Me pierdo el primer pistoletazo, rápido,
¡carajo!, dos blancos a la vez, una bala. Se toca el rostro, la barba pegada al
pellejo, entrecana. No lleva sombrero, el corte sólido, brusco, una sombra del
cráneo. Los lentes, más que la mirada, comprueban el tiro, justo en medio; la
palabra, el cartucho.
Se divierte, es un
showman, un tirador de circo —no importa el oficio mientras se tenga destreza.
Curiel la tiene para disparar en el cráter de dos volcanes: Revueltas y
Fuentes. No, esta vez no es Reyes, aunque se da tiempo de bromear sobre el cacique
y el sheriff del pueblo. Una ráfaga de oficios, el horizonte Reyes, después se
esfuma, apenas queda un eco en el público: una risa austera.
Sonríe
y porque puede señala la veracidad de lo que va a contar, el cruce de destinos
con el suyo, toda una época de fratricidas. Él, frente a nosotros —ni José ni
Carlos—, único sobreviviente de aquellos tiempos convulsos y rotos. Wyatt Earp
rememora el camino de su vida, va templando el cielo y la pistola, no necesita
de violencias, la ironía es más letal y más juiciosa —no sé, quizá no.
Juega,
muestra el diente añejado por la vida y la escritura. Saca la pistola y ¿tira? La
corbata no se mueve. La boca se calienta. Entre burlas y veraz dispara. Reímos,
¿de qué? De la palabra, la omnipotente palabra. Aunque el gatillo no nos apunte
siempre una esquirla termina perforándonos.
Ante el Paricutín
de Dionisio Pulido, Revueltas tiembla —y nosotros con él. No hay sarcasmos ni
ironías aquí, el tiro es derecho, un hombre y un volcán, otro y sus lenguajes
da cuenta de aquellos terremotos.
El sheriff es un
juez, también hombre, no puede evitarlo. Ante sus ojos el bigotito recortado de
Carlos Fuentes le parece un pastiche, una época entregada a las mascaradas, al
exceso de lujo. Carlitos “políglota, galán, polémico, escénico”. Unos disparos
cerca de los pies para que baile el dandy: “nuestro Francis Scott Fitzgerald”,
“el reportaje carlista”…
Dispara, no falla, no deja que se le escape
vivo. Hay que aprender a matar si se vive de ello, hay que aprender a escribir si
la mente es un arma.
(Receso en
medio de la polémica)
—Cuál de todas.
—Allí.
—Cuál.
—Todas. La carne.
Habitado por la luz, son los ojos
mis manos,
el mundo.
Un calambre me define.
Me parte un rayo la sombra, estoy
desnudo. No ellas, nunca ellas.
Hablan de arte, de
Revistas de revistas, de una visión
monótona de mundo. Mientras haya una mujer —me confirmo en ellas— la monotonía
será un capricho de intelectuales. “Son los años veintes”. Eran, ellas no. Son,
siempre son. Nosotros seguimos “pasando revista a tanta niña…” A tanta niña y
punto.
—Palabras, ¿en eso termina todo?
La miro. Todo
empieza allí —me guardo su descripción a una mano. Agobiada de ojos, sin perder
la sonrisa al llegar a la juventud. Sonrío con la infancia torcida, con los
nervios apretados hacia el deseo.
—Me da pena tanto deseo.
No es verdad. ¿Qué
somos sino algo que arde? “Arder como la vela y consumirse…”

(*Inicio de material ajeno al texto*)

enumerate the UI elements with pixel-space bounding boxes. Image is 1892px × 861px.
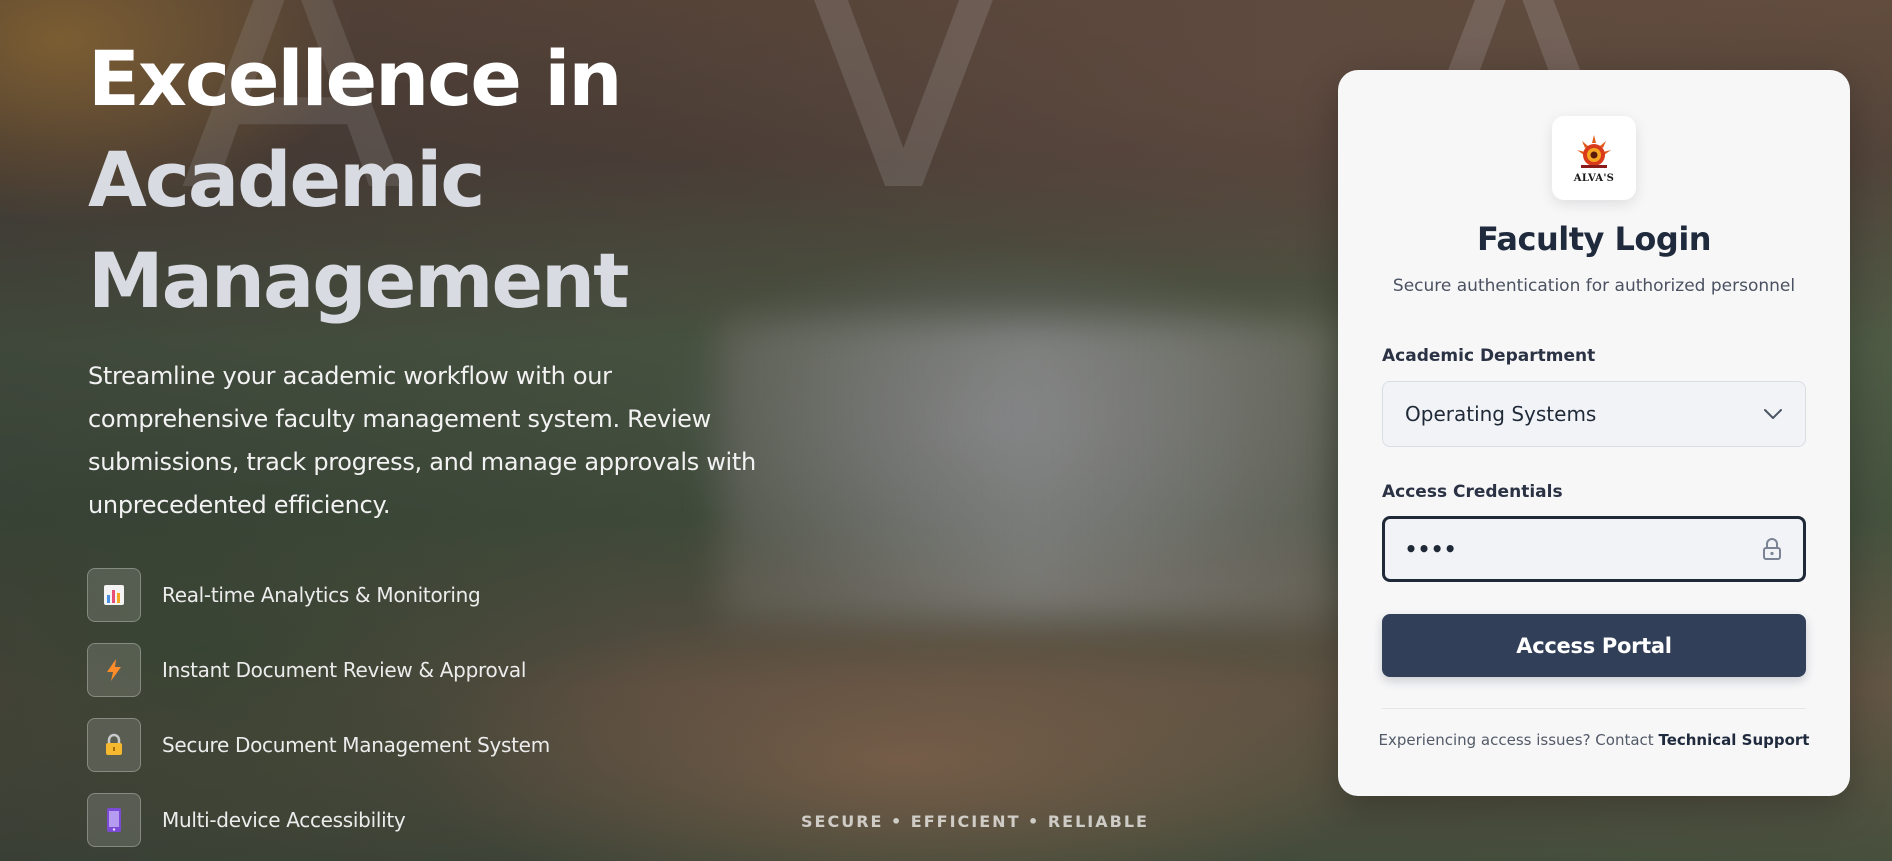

Juego con las letras, un rodeo que
no llega a la rabia de tus muslos, ni pensar en su mordida, en su luz, que bello tu vello sería si…
Todo es falso en
la escritura, a la palabra le falta estupidez, ser un poco descerebrada,
redundante, inverosímil y con algo de retraso en la quijada.
La literatura no
tiene en sus miras al hombre sino a la exactitud, a la justeza de palabra, que
es tanto como buscar el verdadero nombre de dios —con minúsculas. Si está en
todas partes, no le enojará la falta de sustancia.